James Destefano, city manager in Diamond Bar, which is adjacent to Chino Hills, said pictures and cabinets fell at City Hall.
"We experienced the same effects as everyone in this immediate area," he said. "We were rocking and rolling for about 15 to 20 seconds."
There were no immediate reports of power outages in the area. Phone service remained operational but AT&T reported a sharp spike in calls that left many customers getting busy signals.
Witnesses reported feeling a strong jolt in neighboring Orange County, and reported shaking far south as San Diego and the Mexican border and as far east as Las Vegas and Flagstaff, Arizona.
"In California, fortunately because of our good building standards we would not expect to see structural damage with a (magnitude) 5.4," said Kate Hutton, seismologist at the California Institute of Technology.
Hutton said there was a five percent chance that the quake was a fore-shock to a larger seismic event.
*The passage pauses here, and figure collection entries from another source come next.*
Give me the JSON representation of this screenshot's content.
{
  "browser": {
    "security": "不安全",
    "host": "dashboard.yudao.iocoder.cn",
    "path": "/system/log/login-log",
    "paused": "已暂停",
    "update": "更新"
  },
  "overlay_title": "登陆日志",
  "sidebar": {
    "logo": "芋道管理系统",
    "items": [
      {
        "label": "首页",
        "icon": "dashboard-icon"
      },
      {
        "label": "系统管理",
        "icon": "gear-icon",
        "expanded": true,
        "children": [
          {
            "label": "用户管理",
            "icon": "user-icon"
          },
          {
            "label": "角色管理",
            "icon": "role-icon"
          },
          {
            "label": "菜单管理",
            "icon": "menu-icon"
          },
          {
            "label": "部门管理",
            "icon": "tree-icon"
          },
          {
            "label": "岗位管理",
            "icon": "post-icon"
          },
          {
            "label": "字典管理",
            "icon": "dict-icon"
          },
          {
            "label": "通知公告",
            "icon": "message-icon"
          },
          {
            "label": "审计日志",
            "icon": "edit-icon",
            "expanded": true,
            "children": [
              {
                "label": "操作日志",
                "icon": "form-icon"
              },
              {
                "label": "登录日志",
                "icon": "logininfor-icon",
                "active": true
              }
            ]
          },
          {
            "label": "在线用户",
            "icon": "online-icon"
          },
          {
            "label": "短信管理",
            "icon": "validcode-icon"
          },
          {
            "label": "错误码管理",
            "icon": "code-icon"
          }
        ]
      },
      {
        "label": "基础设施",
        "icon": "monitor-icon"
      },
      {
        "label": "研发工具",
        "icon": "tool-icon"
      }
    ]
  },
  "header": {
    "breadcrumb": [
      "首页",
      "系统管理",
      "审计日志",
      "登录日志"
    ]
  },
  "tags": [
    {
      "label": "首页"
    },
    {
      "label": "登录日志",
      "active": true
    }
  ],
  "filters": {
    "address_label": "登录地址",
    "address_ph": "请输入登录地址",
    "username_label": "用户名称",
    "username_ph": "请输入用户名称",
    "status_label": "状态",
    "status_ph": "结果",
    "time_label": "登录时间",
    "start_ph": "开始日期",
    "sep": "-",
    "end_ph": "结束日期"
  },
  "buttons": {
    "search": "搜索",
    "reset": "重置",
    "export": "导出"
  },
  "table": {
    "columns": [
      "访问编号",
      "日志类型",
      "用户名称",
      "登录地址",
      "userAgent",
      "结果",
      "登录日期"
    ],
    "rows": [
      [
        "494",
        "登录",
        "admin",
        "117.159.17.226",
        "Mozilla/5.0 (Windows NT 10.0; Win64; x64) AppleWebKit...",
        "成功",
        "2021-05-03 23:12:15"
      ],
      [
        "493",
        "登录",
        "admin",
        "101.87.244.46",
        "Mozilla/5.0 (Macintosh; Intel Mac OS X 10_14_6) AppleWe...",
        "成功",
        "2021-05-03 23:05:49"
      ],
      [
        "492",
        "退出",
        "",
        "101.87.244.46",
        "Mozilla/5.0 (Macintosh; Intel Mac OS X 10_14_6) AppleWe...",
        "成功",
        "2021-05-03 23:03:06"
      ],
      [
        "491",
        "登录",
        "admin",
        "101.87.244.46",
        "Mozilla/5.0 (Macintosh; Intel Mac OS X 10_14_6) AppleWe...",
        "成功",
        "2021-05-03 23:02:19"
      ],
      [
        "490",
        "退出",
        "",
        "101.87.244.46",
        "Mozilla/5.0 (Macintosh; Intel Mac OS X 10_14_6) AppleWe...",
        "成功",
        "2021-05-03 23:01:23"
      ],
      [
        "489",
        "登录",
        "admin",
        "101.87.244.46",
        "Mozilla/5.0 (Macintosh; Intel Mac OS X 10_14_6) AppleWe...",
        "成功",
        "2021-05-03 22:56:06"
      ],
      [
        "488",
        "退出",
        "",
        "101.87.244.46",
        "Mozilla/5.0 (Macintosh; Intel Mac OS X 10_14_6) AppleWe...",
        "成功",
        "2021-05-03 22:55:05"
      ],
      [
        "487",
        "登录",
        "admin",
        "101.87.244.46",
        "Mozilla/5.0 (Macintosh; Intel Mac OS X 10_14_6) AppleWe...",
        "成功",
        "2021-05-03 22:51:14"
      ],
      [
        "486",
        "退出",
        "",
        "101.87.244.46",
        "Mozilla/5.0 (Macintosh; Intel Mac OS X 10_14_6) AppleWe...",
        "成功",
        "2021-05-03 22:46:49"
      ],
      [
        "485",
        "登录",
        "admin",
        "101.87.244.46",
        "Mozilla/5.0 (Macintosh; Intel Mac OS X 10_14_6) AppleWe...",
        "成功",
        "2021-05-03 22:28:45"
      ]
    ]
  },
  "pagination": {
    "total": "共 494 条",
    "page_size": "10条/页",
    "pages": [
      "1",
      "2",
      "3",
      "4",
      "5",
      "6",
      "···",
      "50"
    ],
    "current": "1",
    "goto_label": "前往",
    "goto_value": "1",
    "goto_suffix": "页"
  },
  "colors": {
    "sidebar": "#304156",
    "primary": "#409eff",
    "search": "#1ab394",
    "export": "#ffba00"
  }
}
Some 40 miles (64 km) away in Anaheim, workers at Disneyland removed visitors from rides but the world-famous amusement park remained open and rides were resuming.
The quake did not hinder operations on the state's power grid or damage California's two nuclear plants, utility and state officials said.
Magnitude 5 quakes are considered moderate but are still capable of causing damage. The USGS said Tuesday's quake was shallow, about 8.5 miles (13.6 km) deep.
Los Angeles is the most populous city in California and the second-most populous urban area in the United States. According to 2000 Census Bureau figures, about 3.6 million people live in Los Angeles.